A self-described “reluctant convert to meditation,” Harris readily admits how unlikely it was that he would adopt the practice. “If you’d told me when I first arrived in New York City, to start working in network news, that I’d be using meditation to defang the voice in my head—or that I’d ever write a whole book about it—I would have laughed at you. Until recently, I thought of meditation as the exclusive province of bearded swamis, unwashed hippies, and fans of John Tesh music. Moreover, since I have the attention span of a six-month-old yellow Lab, I figured it was something I could never do anyway. I assumed, given the constant looping, buzzing, and fizzing of my thoughts, that ‘clearing my mind’ wasn’t an option.”
But he came to realize that his preconceptions about meditation were, in fact, misconceptions. Because meditation worked wonders for him. So, can it work for you? The evidence certainly points to it.
In the “Set Point Study,” scientists found that each of us has a natural “set point” in our brains for both good and bad emotions. The study found that people accustomed to being happy have more activity in the front portion of their frontal lobes. And the right side is more active in people who worry or are anxious. Even when major events occur in someone’s life, such as winning the lottery or becoming paralyzed, scientists have found that brain chemistry shifts back to its normal set point within about six months.
The good news is that you can actually change your set point through meditation. One study demonstrated that after only eight weeks of meditating for approximately one hour a day, six days a week, test subjects reported that they had become happier. Follow-up tests showed that these individuals’ set points had changed — their normal level of mental happiness had been raised. Also, they had become better at picking up emotional cues from other people, and they reported developing more empathy toward others’ emotions.
So will meditation really make you 10% happier? Well, even Dan Harris calls this promised percentage “absurdly unscientific.” But the evidence does indicate the practice is certainly worthwhile. If you want to give it a try, here is a simple introduction. No John Tesh music required.

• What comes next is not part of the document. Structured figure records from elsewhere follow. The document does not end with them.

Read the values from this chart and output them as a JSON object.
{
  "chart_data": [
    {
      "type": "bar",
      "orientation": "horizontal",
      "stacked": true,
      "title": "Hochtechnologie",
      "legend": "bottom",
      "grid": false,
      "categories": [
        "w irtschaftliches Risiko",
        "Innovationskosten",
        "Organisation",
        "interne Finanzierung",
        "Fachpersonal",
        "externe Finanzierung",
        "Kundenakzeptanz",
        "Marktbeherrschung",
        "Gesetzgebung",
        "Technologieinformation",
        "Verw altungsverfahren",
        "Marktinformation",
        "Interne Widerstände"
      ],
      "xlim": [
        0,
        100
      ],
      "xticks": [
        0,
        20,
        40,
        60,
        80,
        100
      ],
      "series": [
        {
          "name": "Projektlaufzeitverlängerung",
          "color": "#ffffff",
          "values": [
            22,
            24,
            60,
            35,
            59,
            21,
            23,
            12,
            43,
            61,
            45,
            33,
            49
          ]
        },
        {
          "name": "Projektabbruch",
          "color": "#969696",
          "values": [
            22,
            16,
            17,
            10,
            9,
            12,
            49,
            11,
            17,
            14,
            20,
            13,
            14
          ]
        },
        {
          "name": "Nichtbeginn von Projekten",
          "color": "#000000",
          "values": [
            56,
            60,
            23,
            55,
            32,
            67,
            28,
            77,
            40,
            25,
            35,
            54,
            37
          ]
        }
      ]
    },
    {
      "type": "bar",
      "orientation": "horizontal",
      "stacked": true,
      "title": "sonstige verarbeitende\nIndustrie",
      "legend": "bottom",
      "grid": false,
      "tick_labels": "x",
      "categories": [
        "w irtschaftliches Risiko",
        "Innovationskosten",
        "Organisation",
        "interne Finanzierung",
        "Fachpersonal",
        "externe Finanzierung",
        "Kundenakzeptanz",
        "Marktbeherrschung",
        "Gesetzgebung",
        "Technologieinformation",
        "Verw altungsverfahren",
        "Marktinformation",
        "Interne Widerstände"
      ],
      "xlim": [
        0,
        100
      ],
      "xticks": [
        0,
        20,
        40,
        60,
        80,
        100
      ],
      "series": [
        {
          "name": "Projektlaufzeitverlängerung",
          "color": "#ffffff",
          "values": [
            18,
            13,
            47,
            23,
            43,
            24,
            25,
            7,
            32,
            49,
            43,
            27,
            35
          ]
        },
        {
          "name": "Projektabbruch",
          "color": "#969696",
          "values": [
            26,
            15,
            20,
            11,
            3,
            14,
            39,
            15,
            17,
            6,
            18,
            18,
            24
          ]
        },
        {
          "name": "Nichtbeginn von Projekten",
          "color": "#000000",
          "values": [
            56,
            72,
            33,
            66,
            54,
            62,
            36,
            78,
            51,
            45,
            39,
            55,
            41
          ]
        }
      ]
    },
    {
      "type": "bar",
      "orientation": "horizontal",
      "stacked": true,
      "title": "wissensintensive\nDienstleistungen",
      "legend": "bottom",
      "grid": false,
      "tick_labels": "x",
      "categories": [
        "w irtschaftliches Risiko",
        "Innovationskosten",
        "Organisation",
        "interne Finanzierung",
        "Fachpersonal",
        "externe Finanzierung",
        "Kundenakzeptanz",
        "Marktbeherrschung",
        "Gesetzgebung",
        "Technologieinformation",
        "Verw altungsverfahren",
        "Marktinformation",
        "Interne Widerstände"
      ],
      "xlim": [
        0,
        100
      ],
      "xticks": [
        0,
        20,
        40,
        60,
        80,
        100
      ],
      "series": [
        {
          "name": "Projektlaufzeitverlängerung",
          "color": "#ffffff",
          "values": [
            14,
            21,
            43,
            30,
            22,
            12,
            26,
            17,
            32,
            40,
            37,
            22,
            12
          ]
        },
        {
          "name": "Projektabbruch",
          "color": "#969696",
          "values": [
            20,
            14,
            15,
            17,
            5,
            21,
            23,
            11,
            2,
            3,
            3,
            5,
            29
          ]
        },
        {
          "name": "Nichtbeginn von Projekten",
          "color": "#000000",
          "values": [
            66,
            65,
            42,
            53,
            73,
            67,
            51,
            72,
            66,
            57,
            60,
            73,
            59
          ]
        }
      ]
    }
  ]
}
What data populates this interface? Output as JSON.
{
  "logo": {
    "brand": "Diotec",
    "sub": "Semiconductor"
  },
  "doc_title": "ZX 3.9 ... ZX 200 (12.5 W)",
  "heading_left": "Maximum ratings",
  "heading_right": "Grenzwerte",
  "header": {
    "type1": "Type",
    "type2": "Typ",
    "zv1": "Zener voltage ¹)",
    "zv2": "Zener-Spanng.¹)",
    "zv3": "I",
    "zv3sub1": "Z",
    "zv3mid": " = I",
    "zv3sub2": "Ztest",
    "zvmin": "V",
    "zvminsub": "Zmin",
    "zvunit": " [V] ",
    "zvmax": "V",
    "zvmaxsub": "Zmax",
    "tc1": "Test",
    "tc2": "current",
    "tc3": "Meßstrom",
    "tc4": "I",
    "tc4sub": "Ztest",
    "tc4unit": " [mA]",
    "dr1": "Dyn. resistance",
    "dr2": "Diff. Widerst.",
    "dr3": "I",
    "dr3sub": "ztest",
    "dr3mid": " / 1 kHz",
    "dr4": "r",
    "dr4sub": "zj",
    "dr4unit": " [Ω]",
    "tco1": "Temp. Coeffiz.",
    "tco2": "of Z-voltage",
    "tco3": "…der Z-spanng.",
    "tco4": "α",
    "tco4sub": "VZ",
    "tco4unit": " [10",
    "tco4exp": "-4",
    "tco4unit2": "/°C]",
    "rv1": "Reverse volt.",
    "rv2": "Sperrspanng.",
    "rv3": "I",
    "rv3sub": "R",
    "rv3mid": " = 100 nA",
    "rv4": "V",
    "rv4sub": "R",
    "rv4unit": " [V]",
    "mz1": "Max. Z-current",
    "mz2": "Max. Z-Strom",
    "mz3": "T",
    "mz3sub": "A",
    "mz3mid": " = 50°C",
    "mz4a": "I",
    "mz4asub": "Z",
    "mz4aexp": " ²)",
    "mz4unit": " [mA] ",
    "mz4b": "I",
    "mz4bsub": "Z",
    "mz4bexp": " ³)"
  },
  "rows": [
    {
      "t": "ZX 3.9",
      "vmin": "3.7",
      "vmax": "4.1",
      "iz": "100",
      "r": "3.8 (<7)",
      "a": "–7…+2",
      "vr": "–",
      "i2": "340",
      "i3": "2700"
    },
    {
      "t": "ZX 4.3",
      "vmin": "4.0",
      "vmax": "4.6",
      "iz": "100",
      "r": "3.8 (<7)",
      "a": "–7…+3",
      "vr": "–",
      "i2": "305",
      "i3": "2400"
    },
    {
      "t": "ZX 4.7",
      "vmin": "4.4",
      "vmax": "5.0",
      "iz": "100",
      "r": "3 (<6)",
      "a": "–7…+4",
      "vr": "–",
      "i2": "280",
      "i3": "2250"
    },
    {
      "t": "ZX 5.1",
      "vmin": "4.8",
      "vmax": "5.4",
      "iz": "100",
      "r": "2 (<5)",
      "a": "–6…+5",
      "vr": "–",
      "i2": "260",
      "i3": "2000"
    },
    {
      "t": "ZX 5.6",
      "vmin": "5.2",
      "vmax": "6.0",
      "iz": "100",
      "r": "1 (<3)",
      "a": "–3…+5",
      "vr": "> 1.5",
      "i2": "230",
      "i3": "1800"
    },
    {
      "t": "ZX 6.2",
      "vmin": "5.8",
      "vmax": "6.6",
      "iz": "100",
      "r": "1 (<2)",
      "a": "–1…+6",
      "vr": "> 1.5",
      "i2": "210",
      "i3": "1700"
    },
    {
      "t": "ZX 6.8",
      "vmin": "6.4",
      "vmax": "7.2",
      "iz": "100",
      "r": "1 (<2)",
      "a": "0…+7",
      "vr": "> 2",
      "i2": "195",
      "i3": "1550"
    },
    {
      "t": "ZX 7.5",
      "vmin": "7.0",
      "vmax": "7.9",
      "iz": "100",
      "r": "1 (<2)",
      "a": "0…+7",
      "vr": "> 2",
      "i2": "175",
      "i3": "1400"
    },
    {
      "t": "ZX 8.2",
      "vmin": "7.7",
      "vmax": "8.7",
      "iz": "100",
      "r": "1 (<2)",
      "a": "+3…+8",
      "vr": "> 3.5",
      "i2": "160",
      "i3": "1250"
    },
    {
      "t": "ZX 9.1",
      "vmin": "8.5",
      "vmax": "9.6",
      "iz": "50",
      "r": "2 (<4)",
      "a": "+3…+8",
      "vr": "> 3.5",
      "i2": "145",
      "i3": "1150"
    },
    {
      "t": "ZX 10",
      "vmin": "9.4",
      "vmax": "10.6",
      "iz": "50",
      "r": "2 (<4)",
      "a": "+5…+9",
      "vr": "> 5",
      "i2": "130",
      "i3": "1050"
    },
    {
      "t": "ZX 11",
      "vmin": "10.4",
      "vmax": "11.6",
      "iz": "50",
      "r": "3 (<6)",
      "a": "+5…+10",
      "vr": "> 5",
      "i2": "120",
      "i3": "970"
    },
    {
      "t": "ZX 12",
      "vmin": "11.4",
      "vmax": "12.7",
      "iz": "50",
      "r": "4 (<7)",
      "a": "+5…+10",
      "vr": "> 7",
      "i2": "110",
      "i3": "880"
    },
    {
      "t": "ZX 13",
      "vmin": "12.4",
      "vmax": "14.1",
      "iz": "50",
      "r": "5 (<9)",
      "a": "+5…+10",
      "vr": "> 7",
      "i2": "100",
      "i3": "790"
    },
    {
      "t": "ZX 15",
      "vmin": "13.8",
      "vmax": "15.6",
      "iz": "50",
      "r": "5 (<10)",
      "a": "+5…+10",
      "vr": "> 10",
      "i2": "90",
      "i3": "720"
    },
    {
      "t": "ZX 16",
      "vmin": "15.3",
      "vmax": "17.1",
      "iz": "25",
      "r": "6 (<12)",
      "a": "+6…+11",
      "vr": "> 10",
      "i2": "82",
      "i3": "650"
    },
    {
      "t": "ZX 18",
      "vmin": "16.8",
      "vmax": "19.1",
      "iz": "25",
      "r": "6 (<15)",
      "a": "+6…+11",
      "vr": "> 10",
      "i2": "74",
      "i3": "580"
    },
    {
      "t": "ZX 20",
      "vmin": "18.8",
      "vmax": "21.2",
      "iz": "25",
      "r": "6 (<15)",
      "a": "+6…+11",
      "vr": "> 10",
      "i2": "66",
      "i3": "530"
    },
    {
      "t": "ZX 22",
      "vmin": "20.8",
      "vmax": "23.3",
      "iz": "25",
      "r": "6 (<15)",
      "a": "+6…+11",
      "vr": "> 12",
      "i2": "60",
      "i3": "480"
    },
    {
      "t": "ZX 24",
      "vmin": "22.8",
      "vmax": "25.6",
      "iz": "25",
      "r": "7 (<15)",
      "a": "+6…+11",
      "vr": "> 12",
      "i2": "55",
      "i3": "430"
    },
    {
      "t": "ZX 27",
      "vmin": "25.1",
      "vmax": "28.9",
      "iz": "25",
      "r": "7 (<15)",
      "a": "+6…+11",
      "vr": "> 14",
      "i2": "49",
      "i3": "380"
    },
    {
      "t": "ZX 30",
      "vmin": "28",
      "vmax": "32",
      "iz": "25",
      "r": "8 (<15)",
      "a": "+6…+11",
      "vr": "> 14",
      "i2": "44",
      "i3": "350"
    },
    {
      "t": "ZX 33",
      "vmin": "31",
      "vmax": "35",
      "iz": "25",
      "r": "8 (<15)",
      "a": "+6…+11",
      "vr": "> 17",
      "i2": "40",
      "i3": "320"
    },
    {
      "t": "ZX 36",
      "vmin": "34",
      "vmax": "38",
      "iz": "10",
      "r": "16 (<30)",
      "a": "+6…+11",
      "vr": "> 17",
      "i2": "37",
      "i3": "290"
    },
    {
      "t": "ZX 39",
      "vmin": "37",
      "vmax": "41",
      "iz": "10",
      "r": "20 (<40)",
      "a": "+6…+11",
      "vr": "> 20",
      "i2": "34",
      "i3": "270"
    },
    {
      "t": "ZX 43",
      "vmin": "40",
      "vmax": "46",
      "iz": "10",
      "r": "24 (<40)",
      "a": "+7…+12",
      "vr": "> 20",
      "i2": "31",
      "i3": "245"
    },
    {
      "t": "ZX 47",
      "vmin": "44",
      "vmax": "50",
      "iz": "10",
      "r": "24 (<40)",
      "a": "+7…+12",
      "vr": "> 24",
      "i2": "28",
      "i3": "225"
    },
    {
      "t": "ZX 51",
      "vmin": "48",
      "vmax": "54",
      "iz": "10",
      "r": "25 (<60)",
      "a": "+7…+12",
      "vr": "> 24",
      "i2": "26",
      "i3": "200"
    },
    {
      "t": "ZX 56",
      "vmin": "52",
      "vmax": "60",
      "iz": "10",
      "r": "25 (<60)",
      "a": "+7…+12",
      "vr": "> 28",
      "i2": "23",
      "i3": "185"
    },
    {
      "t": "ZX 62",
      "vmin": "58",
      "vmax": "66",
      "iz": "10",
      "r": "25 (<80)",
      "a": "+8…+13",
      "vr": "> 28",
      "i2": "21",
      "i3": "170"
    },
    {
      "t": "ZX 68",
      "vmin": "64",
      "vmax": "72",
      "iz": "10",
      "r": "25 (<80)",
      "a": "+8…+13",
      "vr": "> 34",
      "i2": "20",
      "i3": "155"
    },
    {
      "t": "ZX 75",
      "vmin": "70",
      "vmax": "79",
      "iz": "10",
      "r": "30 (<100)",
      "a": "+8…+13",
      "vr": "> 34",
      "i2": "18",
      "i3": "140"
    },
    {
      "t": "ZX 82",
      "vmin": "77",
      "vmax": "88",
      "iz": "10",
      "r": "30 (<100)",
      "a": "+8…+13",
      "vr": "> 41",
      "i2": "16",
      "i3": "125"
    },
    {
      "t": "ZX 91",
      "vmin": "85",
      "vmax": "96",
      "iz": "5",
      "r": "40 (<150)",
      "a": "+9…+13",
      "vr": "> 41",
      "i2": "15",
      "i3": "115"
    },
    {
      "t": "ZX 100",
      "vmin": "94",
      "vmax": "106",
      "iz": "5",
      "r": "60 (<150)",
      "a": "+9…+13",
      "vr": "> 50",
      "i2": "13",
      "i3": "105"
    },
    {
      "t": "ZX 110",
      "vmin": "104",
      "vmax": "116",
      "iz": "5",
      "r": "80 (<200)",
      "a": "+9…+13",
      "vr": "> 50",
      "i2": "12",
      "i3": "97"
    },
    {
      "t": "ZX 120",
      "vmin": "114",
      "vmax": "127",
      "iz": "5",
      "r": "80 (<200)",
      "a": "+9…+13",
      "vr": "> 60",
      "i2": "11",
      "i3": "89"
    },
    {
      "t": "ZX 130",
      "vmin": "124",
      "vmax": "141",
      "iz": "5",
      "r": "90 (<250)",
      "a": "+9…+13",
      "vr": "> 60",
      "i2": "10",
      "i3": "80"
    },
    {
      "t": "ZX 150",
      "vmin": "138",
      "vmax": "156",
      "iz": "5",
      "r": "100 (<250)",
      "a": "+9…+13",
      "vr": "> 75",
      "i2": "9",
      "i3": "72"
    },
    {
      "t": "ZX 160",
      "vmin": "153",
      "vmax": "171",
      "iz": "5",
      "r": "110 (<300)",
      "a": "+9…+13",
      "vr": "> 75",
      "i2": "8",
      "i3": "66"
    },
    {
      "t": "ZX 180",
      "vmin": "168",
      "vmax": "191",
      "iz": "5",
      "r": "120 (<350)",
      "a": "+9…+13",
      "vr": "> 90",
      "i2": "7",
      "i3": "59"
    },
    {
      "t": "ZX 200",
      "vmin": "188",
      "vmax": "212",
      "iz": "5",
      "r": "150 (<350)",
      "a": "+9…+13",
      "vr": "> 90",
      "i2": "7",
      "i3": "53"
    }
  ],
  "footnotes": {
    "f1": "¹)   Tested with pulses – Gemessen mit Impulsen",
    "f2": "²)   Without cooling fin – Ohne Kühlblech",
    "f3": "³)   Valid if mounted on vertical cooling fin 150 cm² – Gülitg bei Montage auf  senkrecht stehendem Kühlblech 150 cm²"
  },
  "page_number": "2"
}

Meditate in Four Simple Steps
1. Sit comfortably upright on a chair, with your feet on the floor, hands resting on your thighs. Or if you prefer, you can sit on the floor. Take two or three deep breaths, and then close your eyes.
2. Starting from the top of the head and moving down, mentally scan your body, noticing any tension in your muscles, places of discomfort, the feel of the floor beneath your feet. Begin to pay attention to the natural rhythm of your breath.
3. As you become more aware of your breath, follow the rising and falling sensation without changing it in any way, and focus on each breath. Your mind will wander, and that’s okay. When you notice a thought has distracted you, let go of it and gently return your attention to your breath. The same goes for sounds. Rather than trying to block them out, just let them come and go.
4. At the end of your session, take a few seconds to allow your mind to do whatever it wants. (You may find your mind is very quiet.) Noticing the sounds around you and bringing your attention back to the body, gently open your eyes.
When to do it: Many people meditate first thing in the morning, to start the day with a clear head, but find what works for you.
How long: For beginners, just ten minutes a day is fine. Use a timer or an app so you won't have to watch the clock. For some people, that will always be enough, but eventually you may decide to sit for longer periods.
How often: The more often you practice, the more quickly you'll see benefits. But quality matters more than quantity. If every day feels like it’s too much at first, start with three to five times a week.